# [ Archived Post ] Ali Ghodsi, Lec 2: PCA (Ordinary, Dual, Kernel)

Please note that this post is for my own educational purposes.

The general solution of PCA.

The trace of a matrix. (PCA → linear mapping → we can also project out of the sample data to the same linear space → for non-linear manifold → this is not so simple)

For centered data, → we NEED TO center the data as well.

We might have the case → when a number of samples are much smaller than feature size → image data. (gene data → what should we do → projection into data space) → DUAL PCA.

For DUAL PCA → we already assume that the latent dimension is smaller.

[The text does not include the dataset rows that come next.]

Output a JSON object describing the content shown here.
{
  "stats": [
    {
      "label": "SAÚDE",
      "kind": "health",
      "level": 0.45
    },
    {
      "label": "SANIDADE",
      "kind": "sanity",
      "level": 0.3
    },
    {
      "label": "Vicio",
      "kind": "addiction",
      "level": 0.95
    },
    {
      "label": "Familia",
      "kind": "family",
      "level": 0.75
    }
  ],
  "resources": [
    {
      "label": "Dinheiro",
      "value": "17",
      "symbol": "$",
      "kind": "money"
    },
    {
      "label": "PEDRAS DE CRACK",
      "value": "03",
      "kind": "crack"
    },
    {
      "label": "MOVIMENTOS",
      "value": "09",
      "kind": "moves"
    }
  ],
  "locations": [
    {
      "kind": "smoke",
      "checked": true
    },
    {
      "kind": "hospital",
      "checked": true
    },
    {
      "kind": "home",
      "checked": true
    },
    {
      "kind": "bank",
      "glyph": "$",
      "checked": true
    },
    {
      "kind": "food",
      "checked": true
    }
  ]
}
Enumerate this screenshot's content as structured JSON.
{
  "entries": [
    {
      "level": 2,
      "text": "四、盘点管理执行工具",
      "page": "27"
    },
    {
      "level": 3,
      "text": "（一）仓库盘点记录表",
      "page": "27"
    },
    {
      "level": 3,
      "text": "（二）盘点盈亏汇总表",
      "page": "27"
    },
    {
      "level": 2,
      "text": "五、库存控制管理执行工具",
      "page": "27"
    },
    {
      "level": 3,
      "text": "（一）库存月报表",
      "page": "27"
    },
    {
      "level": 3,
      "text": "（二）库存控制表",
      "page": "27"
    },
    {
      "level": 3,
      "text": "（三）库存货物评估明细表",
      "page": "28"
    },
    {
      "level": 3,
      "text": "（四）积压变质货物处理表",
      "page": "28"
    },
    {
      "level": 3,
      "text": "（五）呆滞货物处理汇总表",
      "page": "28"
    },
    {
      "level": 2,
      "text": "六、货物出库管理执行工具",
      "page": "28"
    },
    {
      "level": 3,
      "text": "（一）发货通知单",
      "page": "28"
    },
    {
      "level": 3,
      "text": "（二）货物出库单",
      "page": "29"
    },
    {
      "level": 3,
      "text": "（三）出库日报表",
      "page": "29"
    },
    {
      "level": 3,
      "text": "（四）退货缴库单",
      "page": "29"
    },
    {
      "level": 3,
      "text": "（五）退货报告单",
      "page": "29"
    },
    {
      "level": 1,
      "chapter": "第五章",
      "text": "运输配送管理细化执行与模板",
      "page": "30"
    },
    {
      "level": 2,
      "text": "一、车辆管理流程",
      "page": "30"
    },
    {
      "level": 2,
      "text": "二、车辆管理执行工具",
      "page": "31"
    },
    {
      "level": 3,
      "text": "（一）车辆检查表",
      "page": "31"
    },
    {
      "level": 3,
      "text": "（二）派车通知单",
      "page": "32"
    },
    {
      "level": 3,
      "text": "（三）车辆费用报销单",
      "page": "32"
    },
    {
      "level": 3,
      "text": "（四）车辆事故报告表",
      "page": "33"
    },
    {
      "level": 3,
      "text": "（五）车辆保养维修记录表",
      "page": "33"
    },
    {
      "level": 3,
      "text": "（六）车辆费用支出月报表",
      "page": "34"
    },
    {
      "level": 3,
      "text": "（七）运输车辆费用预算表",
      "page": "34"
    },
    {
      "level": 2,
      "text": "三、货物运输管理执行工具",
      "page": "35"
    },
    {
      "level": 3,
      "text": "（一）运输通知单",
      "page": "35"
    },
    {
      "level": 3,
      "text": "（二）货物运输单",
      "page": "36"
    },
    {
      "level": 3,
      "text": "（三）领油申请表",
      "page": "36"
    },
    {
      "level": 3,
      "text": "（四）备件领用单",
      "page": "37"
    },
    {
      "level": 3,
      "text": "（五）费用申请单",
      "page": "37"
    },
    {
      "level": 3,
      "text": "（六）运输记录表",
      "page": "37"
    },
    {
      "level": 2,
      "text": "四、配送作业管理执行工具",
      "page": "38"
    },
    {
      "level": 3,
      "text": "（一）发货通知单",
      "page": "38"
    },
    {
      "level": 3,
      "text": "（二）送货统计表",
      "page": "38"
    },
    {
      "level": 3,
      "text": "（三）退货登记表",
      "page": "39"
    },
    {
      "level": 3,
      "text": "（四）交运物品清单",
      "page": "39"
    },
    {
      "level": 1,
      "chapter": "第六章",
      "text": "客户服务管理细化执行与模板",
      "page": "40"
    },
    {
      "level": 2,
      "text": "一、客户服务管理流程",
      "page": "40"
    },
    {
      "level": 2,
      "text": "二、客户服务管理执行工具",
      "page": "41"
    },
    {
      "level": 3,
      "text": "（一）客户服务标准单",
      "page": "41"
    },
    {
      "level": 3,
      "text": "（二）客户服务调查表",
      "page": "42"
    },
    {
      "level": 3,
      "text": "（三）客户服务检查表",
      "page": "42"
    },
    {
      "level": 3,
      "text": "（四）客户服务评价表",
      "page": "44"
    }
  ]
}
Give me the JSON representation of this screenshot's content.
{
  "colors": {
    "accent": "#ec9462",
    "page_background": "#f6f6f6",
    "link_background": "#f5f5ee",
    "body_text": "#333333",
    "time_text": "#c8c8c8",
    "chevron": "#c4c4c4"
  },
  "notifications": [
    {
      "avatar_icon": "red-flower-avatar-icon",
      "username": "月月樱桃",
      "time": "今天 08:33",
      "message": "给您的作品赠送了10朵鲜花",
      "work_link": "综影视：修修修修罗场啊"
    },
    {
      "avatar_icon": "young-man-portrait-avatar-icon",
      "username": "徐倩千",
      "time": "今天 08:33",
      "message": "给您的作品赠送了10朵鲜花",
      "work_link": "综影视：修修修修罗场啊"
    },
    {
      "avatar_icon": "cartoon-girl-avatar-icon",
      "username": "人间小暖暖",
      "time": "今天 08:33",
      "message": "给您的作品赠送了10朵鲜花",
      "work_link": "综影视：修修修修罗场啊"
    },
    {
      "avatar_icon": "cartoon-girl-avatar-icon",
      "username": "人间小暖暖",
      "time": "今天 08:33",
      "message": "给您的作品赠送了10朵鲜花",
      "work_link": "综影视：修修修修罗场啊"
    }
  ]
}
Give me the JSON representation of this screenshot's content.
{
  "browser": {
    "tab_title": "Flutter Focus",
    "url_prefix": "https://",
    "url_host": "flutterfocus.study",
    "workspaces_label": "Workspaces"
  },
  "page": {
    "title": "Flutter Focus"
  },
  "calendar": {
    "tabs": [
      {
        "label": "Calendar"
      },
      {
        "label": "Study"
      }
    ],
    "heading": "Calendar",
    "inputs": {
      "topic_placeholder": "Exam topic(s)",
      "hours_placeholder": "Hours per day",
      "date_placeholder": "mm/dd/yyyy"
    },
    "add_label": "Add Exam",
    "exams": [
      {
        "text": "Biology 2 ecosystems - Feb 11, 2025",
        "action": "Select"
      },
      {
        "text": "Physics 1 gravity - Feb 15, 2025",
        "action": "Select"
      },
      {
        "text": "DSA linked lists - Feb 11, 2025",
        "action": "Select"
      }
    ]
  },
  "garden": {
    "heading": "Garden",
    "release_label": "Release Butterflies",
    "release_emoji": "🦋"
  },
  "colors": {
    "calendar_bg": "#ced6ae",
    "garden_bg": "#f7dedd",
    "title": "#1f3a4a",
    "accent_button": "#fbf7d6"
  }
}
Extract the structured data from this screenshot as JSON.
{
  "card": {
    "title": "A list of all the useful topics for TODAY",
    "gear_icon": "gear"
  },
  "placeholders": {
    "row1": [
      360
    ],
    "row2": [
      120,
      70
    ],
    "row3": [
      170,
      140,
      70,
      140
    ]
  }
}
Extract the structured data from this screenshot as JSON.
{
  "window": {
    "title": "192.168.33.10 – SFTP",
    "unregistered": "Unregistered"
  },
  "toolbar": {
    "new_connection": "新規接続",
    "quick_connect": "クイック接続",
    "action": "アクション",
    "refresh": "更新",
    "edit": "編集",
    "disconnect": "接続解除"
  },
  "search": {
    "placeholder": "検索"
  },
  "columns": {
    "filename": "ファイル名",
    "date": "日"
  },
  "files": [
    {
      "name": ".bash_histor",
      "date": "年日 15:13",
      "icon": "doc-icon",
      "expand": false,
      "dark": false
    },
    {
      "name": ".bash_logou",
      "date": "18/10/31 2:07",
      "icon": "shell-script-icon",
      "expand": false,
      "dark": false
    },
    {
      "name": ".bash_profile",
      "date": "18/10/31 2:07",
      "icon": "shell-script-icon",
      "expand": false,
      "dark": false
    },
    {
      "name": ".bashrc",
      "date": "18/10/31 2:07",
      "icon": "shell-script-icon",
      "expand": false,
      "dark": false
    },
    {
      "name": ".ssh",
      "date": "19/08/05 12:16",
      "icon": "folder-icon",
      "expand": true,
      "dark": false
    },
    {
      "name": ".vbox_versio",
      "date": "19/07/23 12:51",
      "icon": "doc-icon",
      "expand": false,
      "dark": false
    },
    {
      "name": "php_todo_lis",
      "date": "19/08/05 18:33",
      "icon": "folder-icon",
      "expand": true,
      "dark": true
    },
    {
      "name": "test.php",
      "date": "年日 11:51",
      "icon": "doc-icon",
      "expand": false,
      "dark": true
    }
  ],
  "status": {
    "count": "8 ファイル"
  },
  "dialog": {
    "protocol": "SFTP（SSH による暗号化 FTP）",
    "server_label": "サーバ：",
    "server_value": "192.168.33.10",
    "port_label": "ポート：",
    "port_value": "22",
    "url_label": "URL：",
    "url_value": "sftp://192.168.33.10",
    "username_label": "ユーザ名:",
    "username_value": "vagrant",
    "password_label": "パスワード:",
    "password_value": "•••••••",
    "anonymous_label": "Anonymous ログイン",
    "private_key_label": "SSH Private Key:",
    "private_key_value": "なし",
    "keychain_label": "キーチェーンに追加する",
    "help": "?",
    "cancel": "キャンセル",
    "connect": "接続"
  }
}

Dual PCA → saves computational time.

Now Kernel PCA → higher dimension. (kernel → a filter like → so we are projecting the data into higher space) (Curse of dimension → hard to compute → and harder to do modeling → we need a lot of data to train).

Bless of dimensionality → structure of data is easier. (Change the data that looks much easier to separate).

Function analysis → mapping from one space to another space → larger dimension → K(x,y) → same as projecting into higher dimensional space. (the trick is recast your algorithm → only depend on dot product → save memory and miss the curse of dimensionality.).

KPCA → cannot do reconstruction.

KPCA → how it looks like in lower dimensional space.

Original space → to some feature space. (but do not calculate the feature space directly).